11.012004 com.apple.syspolicy.exec Recording cache miss for <private>

20.898736 AppleSystemPolicy Waking up reference: 174

The first of the two messages is from `syspolicyd` and is reporting that it has no cached malware scan result for a file it was asked to scan. The malware scan is triggered by an up-call within the AppleSystemPolicy kernel extension during a MACF hook (`proc_notify_exec_complete`, `file_check_library_validation`, or `file_check_mmap`) if the kext doesn’t have a cached malware scan result for the vnode of the file in question.

The second log message is from the AppleSystemPolicy kernel extension when it receives the result of the malware scan and permits the process to resume execution.

It's a little puzzling that the original analysis is published based on speculation, without any real attempt at verifying that the data supports their hypothesis. Looking at `top` or Activity Monitor during the slow launch would show which process is performing work. A spindump captured during the slow launch would reveal what work it is doing. The system log store captures the process and subsystem that logged any given message. A few minutes in Binary Ninja or Hopper gives you a rough idea of what the code that emits the log is doing.

lapcat•4mo ago
Oakley's brain just seems to be stuck in a loop of misunderstanding and mistaken assumptions. He gave the same bizarre response to me that he gave to you:

"The only feature in macOS that I know of that matches that description is what Apple terms XProtect, and there are only two (in Sequoia, previously one) sets of Yara rules in macOS. Now if I’m missing something, please tell me where those other Yara rules are." https://eclecticlight.co/2025/04/22/why-some-apps-launch-ver...

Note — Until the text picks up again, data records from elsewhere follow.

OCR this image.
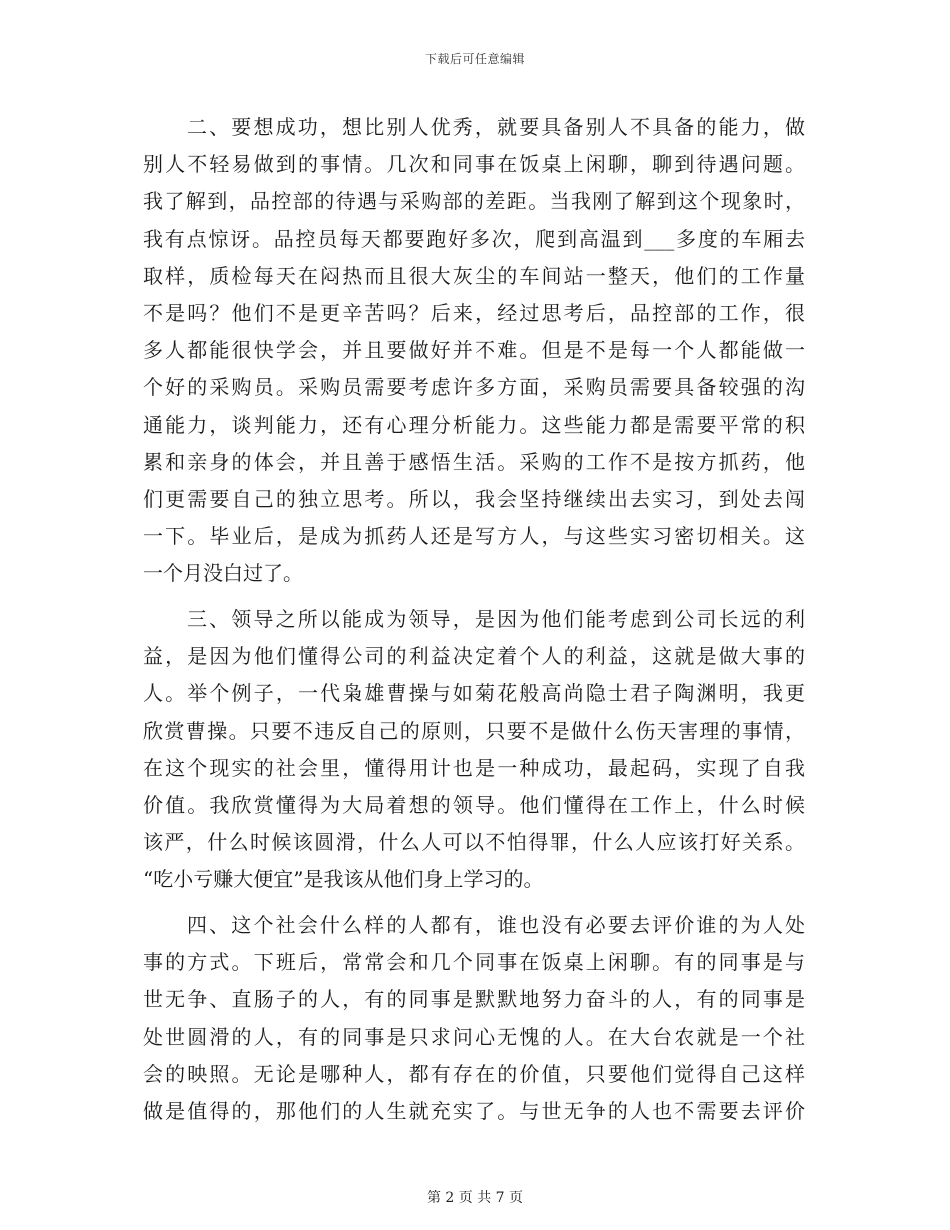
下载后可任意编辑
二、要想成功，想比别人优秀，就要具备别人不具备的能力，做
别人不轻易做到的事情。几次和同事在饭桌上闲聊，聊到待遇问题。
我了解到，品控部的待遇与采购部的差距。当我刚了解到这个现象时，
我有点惊讶。品控员每天都要跑好多次，爬到高温到___多度的车厢去
取样，质检每天在闷热而且很大灰尘的车间站一整天，他们的工作量
不是吗？他们不是更辛苦吗？后来，经过思考后，品控部的工作，很
多人都能很快学会，并且要做好并不难。但是不是每一个人都能做一
个好的采购员。采购员需要考虑许多方面，采购员需要具备较强的沟
通能力，谈判能力，还有心理分析能力。这些能力都是需要平常的积
累和亲身的体会，并且善于感悟生活。采购的工作不是按方抓药，他
们更需要自己的独立思考。所以，我会坚持继续出去实习，到处去闯
一下。毕业后，是成为抓药人还是写方人，与这些实习密切相关。这
一个月没白过了。
三、领导之所以能成为领导，是因为他们能考虑到公司长远的利
益，是因为他们懂得公司的利益决定着个人的利益，这就是做大事的
人。举个例子，一代枭雄曹操与如菊花般高尚隐士君子陶渊明，我更
欣赏曹操。只要不违反自己的原则，只要不是做什么伤天害理的事情，
在这个现实的社会里，懂得用计也是一种成功，最起码，实现了自我
价值。我欣赏懂得为大局着想的领导。他们懂得在工作上，什么时候
该严，什么时候该圆滑，什么人可以不怕得罪，什么人应该打好关系。
“吃小亏赚大便宜”是我该从他们身上学习的。
四、这个社会什么样的人都有，谁也没有必要去评价谁的为人处
事的方式。下班后，常常会和几个同事在饭桌上闲聊。有的同事是与
世无争、直肠子的人，有的同事是默默地努力奋斗的人，有的同事是
处世圆滑的人，有的同事是只求问心无愧的人。在大台农就是一个社
会的映照。无论是哪种人，都有存在的价值，只要他们觉得自己这样
做是值得的，那他们的人生就充实了。与世无争的人也不需要去评价
第 2 页 共 7 页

"Well, the only Yara rules that I know of in macOS are those in the XProtect bundle. Do you know of any others?" https://eclecticlight.co/2025/04/30/why-some-apps-sometimes-...

davb•4mo ago
Related, I found that even after designating an application (iTerm2) as a "Developer Tool" in System Settings -> Privacy & Security, there were circumstances where notarisation checks were still carried out. Particularly, launching tmux then detaching and reattaching would cause the processes to no longer be exempt. This applies to any executable (+x), including shell scripts. I put together a test script that proves it at https://gist.github.com/davebarkerxyz/4111276ae1fb4a7566b271... (the second run is much quicker than the first one after a tmux reattach, but within applications marked as Developer Tools the times should be nearly identical).

Fortunately as of Sequoia (15.4.1), I'm no longer able to reproduce the issue.

eviks•4mo ago
> doubt that the built-in system libraries are scanned for malware, because they reside on a separate cryptographically-signed read-only disk volume.

Would be nice to be able to do the same for user apps and only scan on volume updates (when app update) instead of the current constant waste of time and energy

musicale•4mo ago
syspolicyd rears its ugly head again.